Somewhere in the half-century fight for health-care reform, the public option became a liberal litmus test.

It seemed to wither amid the shouting of the August town hall meetings, and now it's back.

Sort of.

That is, congressional Democrats are trying to come up with a maybe option -- a government-run health that would kick in under certain conditions. If a certain trigger threshold is met. If states have the right to opt out. If there is a full moon on the night it passes.

All, of course, to provide a bit of cover to those who think a public option will cost too much, drive insurance companies out of business or just be difficult to defend back home.

Now Harry Reid says he'll send the opt-out version to the Senate floor. So the public option lives! (At least until it gets to a House-Senate conference committee, where good ideas go to die.)

But what if it's more political talking point than ground-breaking reform? Even leaving aside the opt-out provision -- which could lead to a patchwork system -- has this thing been oversold?

On Monday's WashPost op-ed page, two columnists argued yes. One was Robert Samuelson:

"The public plan's low costs would be artificial. Its main advantage would be the congressionally mandated requirement that hospitals and doctors be reimbursed at rates at or near Medicare's. These are as much as 30 percent lower than rates paid by private insurers, says the health-care consulting firm Lewin Group. With such savings, the public plan could charge much lower premiums and attract lots of customers. But health costs wouldn't subside; hospitals and doctors would offset the public plan's artificially low reimbursements by raising fees to private insurers, as already occurs with Medicare. Premiums would increase because private insurers must cover costs to survive. . . .

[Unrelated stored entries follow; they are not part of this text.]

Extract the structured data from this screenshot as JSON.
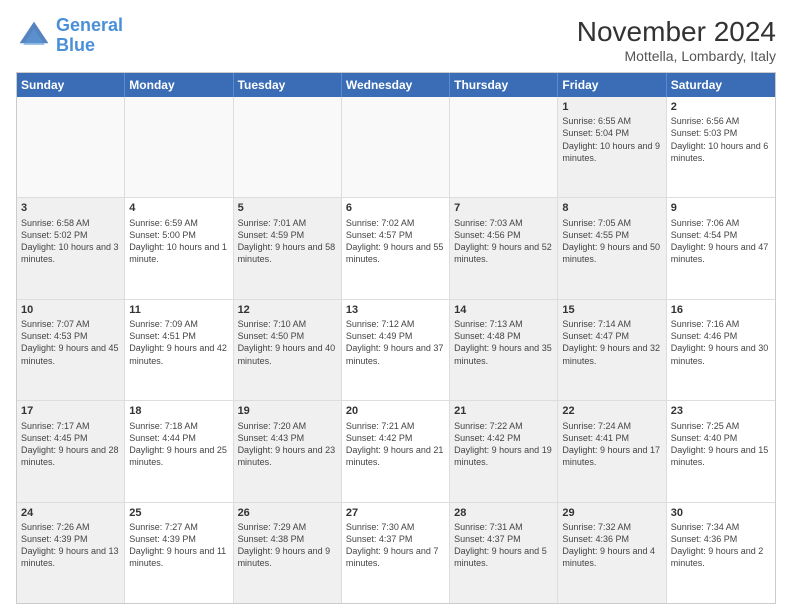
{
  "header": {
    "logo_general": "General",
    "logo_blue": "Blue",
    "month_title": "November 2024",
    "location": "Mottella, Lombardy, Italy"
  },
  "calendar": {
    "days_of_week": [
      "Sunday",
      "Monday",
      "Tuesday",
      "Wednesday",
      "Thursday",
      "Friday",
      "Saturday"
    ],
    "rows": [
      [
        {
          "day": "",
          "info": "",
          "empty": true
        },
        {
          "day": "",
          "info": "",
          "empty": true
        },
        {
          "day": "",
          "info": "",
          "empty": true
        },
        {
          "day": "",
          "info": "",
          "empty": true
        },
        {
          "day": "",
          "info": "",
          "empty": true
        },
        {
          "day": "1",
          "info": "Sunrise: 6:55 AM\nSunset: 5:04 PM\nDaylight: 10 hours and 9 minutes.",
          "shaded": true
        },
        {
          "day": "2",
          "info": "Sunrise: 6:56 AM\nSunset: 5:03 PM\nDaylight: 10 hours and 6 minutes.",
          "shaded": false
        }
      ],
      [
        {
          "day": "3",
          "info": "Sunrise: 6:58 AM\nSunset: 5:02 PM\nDaylight: 10 hours and 3 minutes.",
          "shaded": true
        },
        {
          "day": "4",
          "info": "Sunrise: 6:59 AM\nSunset: 5:00 PM\nDaylight: 10 hours and 1 minute.",
          "shaded": false
        },
        {
          "day": "5",
          "info": "Sunrise: 7:01 AM\nSunset: 4:59 PM\nDaylight: 9 hours and 58 minutes.",
          "shaded": true
        },
        {
          "day": "6",
          "info": "Sunrise: 7:02 AM\nSunset: 4:57 PM\nDaylight: 9 hours and 55 minutes.",
          "shaded": false
        },
        {
          "day": "7",
          "info": "Sunrise: 7:03 AM\nSunset: 4:56 PM\nDaylight: 9 hours and 52 minutes.",
          "shaded": true
        },
        {
          "day": "8",
          "info": "Sunrise: 7:05 AM\nSunset: 4:55 PM\nDaylight: 9 hours and 50 minutes.",
          "shaded": true
        },
        {
          "day": "9",
          "info": "Sunrise: 7:06 AM\nSunset: 4:54 PM\nDaylight: 9 hours and 47 minutes.",
          "shaded": false
        }
      ],
      [
        {
          "day": "10",
          "info": "Sunrise: 7:07 AM\nSunset: 4:53 PM\nDaylight: 9 hours and 45 minutes.",
          "shaded": true
        },
        {
          "day": "11",
          "info": "Sunrise: 7:09 AM\nSunset: 4:51 PM\nDaylight: 9 hours and 42 minutes.",
          "shaded": false
        },
        {
          "day": "12",
          "info": "Sunrise: 7:10 AM\nSunset: 4:50 PM\nDaylight: 9 hours and 40 minutes.",
          "shaded": true
        },
        {
          "day": "13",
          "info": "Sunrise: 7:12 AM\nSunset: 4:49 PM\nDaylight: 9 hours and 37 minutes.",
          "shaded": false
        },
        {
          "day": "14",
          "info": "Sunrise: 7:13 AM\nSunset: 4:48 PM\nDaylight: 9 hours and 35 minutes.",
          "shaded": true
        },
        {
          "day": "15",
          "info": "Sunrise: 7:14 AM\nSunset: 4:47 PM\nDaylight: 9 hours and 32 minutes.",
          "shaded": true
        },
        {
          "day": "16",
          "info": "Sunrise: 7:16 AM\nSunset: 4:46 PM\nDaylight: 9 hours and 30 minutes.",
          "shaded": false
        }
      ],
      [
        {
          "day": "17",
          "info": "Sunrise: 7:17 AM\nSunset: 4:45 PM\nDaylight: 9 hours and 28 minutes.",
          "shaded": true
        },
        {
          "day": "18",
          "info": "Sunrise: 7:18 AM\nSunset: 4:44 PM\nDaylight: 9 hours and 25 minutes.",
          "shaded": false
        },
        {
          "day": "19",
          "info": "Sunrise: 7:20 AM\nSunset: 4:43 PM\nDaylight: 9 hours and 23 minutes.",
          "shaded": true
        },
        {
          "day": "20",
          "info": "Sunrise: 7:21 AM\nSunset: 4:42 PM\nDaylight: 9 hours and 21 minutes.",
          "shaded": false
        },
        {
          "day": "21",
          "info": "Sunrise: 7:22 AM\nSunset: 4:42 PM\nDaylight: 9 hours and 19 minutes.",
          "shaded": true
        },
        {
          "day": "22",
          "info": "Sunrise: 7:24 AM\nSunset: 4:41 PM\nDaylight: 9 hours and 17 minutes.",
          "shaded": true
        },
        {
          "day": "23",
          "info": "Sunrise: 7:25 AM\nSunset: 4:40 PM\nDaylight: 9 hours and 15 minutes.",
          "shaded": false
        }
      ],
      [
        {
          "day": "24",
          "info": "Sunrise: 7:26 AM\nSunset: 4:39 PM\nDaylight: 9 hours and 13 minutes.",
          "shaded": true
        },
        {
          "day": "25",
          "info": "Sunrise: 7:27 AM\nSunset: 4:39 PM\nDaylight: 9 hours and 11 minutes.",
          "shaded": false
        },
        {
          "day": "26",
          "info": "Sunrise: 7:29 AM\nSunset: 4:38 PM\nDaylight: 9 hours and 9 minutes.",
          "shaded": true
        },
        {
          "day": "27",
          "info": "Sunrise: 7:30 AM\nSunset: 4:37 PM\nDaylight: 9 hours and 7 minutes.",
          "shaded": false
        },
        {
          "day": "28",
          "info": "Sunrise: 7:31 AM\nSunset: 4:37 PM\nDaylight: 9 hours and 5 minutes.",
          "shaded": true
        },
        {
          "day": "29",
          "info": "Sunrise: 7:32 AM\nSunset: 4:36 PM\nDaylight: 9 hours and 4 minutes.",
          "shaded": true
        },
        {
          "day": "30",
          "info": "Sunrise: 7:34 AM\nSunset: 4:36 PM\nDaylight: 9 hours and 2 minutes.",
          "shaded": false
        }
      ]
    ]
  }
}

"Medicare has low marketing costs because it's a monopoly. But a non-monopoly public plan would have to sell itself and would incur higher marketing costs."

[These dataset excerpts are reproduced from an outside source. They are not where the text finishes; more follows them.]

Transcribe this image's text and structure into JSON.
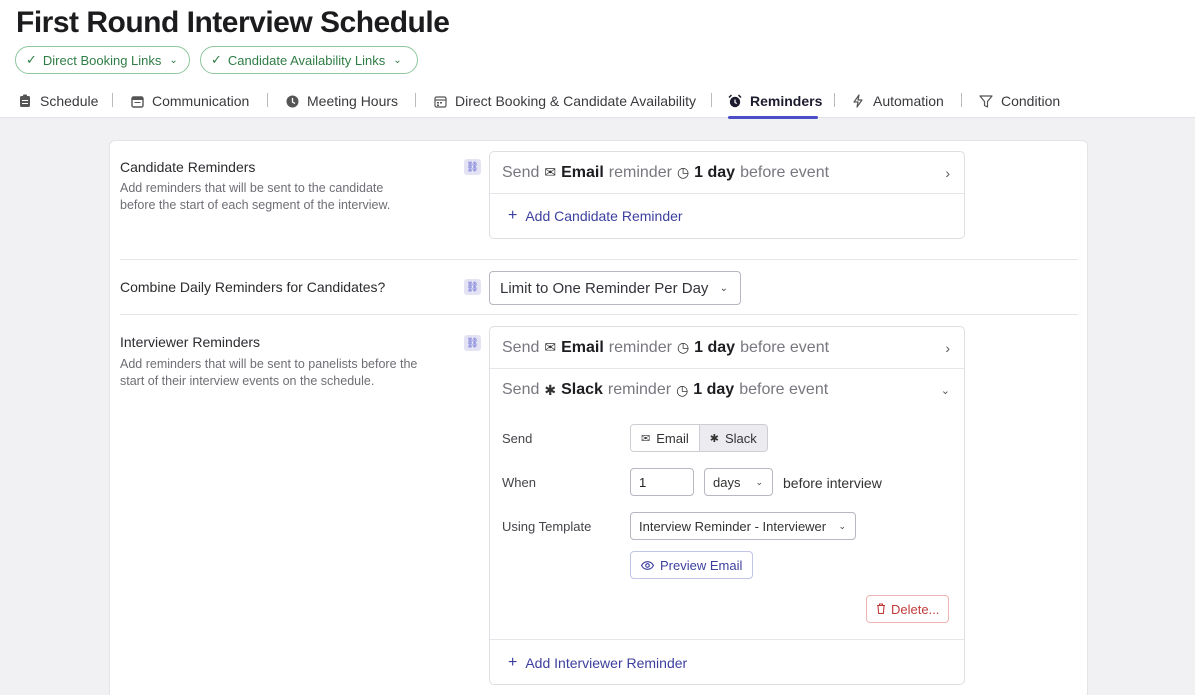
{
  "page": {
    "title": "First Round Interview Schedule"
  },
  "pills": [
    {
      "label": "Direct Booking Links"
    },
    {
      "label": "Candidate Availability Links"
    }
  ],
  "tabs": [
    {
      "label": "Schedule",
      "icon": "clipboard-icon"
    },
    {
      "label": "Communication",
      "icon": "calendar-icon"
    },
    {
      "label": "Meeting Hours",
      "icon": "clock-icon"
    },
    {
      "label": "Direct Booking & Candidate Availability",
      "icon": "calendar-icon"
    },
    {
      "label": "Reminders",
      "icon": "alarm-icon",
      "active": true
    },
    {
      "label": "Automation",
      "icon": "bolt-icon"
    },
    {
      "label": "Condition",
      "icon": "filter-icon"
    }
  ],
  "candidate": {
    "title": "Candidate Reminders",
    "desc": "Add reminders that will be sent to the candidate before the start of each segment of the interview.",
    "reminder": {
      "send": "Send",
      "channel": "Email",
      "reminder": "reminder",
      "amount": "1 day",
      "suffix": "before event"
    },
    "add_label": "Add Candidate Reminder"
  },
  "combine": {
    "title": "Combine Daily Reminders for Candidates?",
    "value": "Limit to One Reminder Per Day"
  },
  "interviewer": {
    "title": "Interviewer Reminders",
    "desc": "Add reminders that will be sent to panelists before the start of their interview events on the schedule.",
    "reminders": [
      {
        "send": "Send",
        "channel": "Email",
        "reminder": "reminder",
        "amount": "1 day",
        "suffix": "before event"
      },
      {
        "send": "Send",
        "channel": "Slack",
        "reminder": "reminder",
        "amount": "1 day",
        "suffix": "before event"
      }
    ],
    "form": {
      "send_label": "Send",
      "channel_email": "Email",
      "channel_slack": "Slack",
      "when_label": "When",
      "when_value": "1",
      "unit_value": "days",
      "when_suffix": "before interview",
      "template_label": "Using Template",
      "template_value": "Interview Reminder - Interviewer",
      "preview_label": "Preview Email",
      "delete_label": "Delete..."
    },
    "add_label": "Add Interviewer Reminder"
  },
  "colors": {
    "accent": "#4b4ec6",
    "pill_green": "#2f7d46",
    "danger": "#c23b3b"
  }
}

The other was Fred Hiatt, who says a government-run plan "allows Democrats to make their base happy, to bash the unlovable insurance companies -- and to claim to be taking care of cost control, too, by ensuring competition in the marketplace.

"The claim merits skepticism. If, as advocates sometimes argue, a public plan operates without favoritism, it will be simply one more entrant in the marketplace. Like other companies, it will have marketing and administrative costs. In some markets served by few private plans, it could offer a useful alternative. But it won't radically reduce costs.